斑葉病;主に葉に発生する。はじめ葉面に、ほぼ円形の小さな紫褐色の斑点が現れ、やがて輪紋状に拡大するとともに、暗褐色で発病部と健全部の境がはっきりした病斑となる。湿度が高いときにはその表面に暗緑黒色のかびが多数はえる。

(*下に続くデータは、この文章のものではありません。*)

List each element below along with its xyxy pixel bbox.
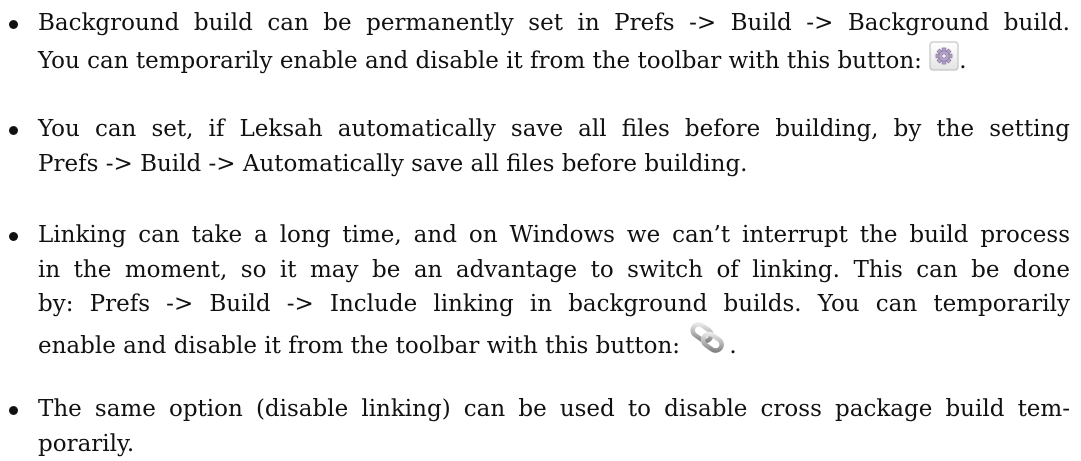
list-item: Linking can take a long time, and on Win… <box>38 218 1070 371</box>
text-line: porarily. <box>38 427 1070 461</box>
document-page: Background build can be permanently set … <box>0 0 1081 452</box>
text-segment: . <box>959 48 966 74</box>
text-line: by: Prefs -> Build -> Include linking in… <box>38 287 1070 322</box>
text-line: Linking can take a long time, and on Win… <box>38 218 1070 253</box>
text-line: Background build can be permanently set … <box>38 6 1070 41</box>
text-line: You can set, if Leksah automatically sav… <box>38 112 1070 147</box>
chain-link-icon <box>687 320 729 371</box>
bullet-icon <box>9 20 18 29</box>
text-line: enable and disable it from the toolbar w… <box>38 320 1070 371</box>
bullet-icon <box>9 126 18 135</box>
text-line: in the moment, so it may be an advantage… <box>38 253 1070 288</box>
text-segment: enable and disable it from the toolbar w… <box>38 333 680 359</box>
text-line: Prefs -> Build -> Automatically save all… <box>38 147 1070 182</box>
text-segment: You can temporarily enable and disable i… <box>38 48 922 74</box>
bullet-icon <box>9 406 18 415</box>
bullet-icon <box>9 232 18 241</box>
text-line: You can temporarily enable and disable i… <box>38 41 1070 84</box>
list-item: You can set, if Leksah automatically sav… <box>38 112 1070 181</box>
text-line: The same option (disable linking) can be… <box>38 392 1070 427</box>
list-item: Background build can be permanently set … <box>38 6 1070 84</box>
list-item: The same option (disable linking) can be… <box>38 392 1070 461</box>
gear-button-icon <box>929 41 959 84</box>
text-segment: . <box>729 333 736 359</box>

さび病;葉に発生する。はじめ葉の表面に、周辺がはっきりしない紫褐色の小点が、円形に集合した病斑が現れる。やがてその裏側に淡黄色をした顆粒状のふくらみができ、表皮が破れると淡橙黄色の粉(胞子)がでてくる。その後、長さ2mmくらいの褐色の縮れ毛のようなもの(冬胞子推)を多数つくる。
○発生生態
褐斑病;本病菌は被害植物の組織内で菌糸の状態で冬を越し、次の年の伝染源となる。展葉してまもなくから発病し、湿度が高いときには病斑上に多量の胞子をつくって次々と伝染する。
斑葉病;病原菌は病葉上で菌糸の状態で冬を越し、翌春に胞子をつくって伝染する。開花期前から発生するが、6月下旬以降に被害が激しくなり早期落葉の原因となる。
さび病;本病菌はマツのそうほう病菌と同じである。アカマツに寄生して冬を越し、6月中旬頃、さび胞子を飛び散らせてボタン・シャクヤクに伝染する。
○その他
シャクヤクにおいて、うどんこ病がみられる。葉、葉柄、茎にうどん粉場のかび(菌糸、分生子)が生じ、分生子が風で飛散し伝染する。罹病茎葉上の閉子のう殻で越冬しているとおもわれる。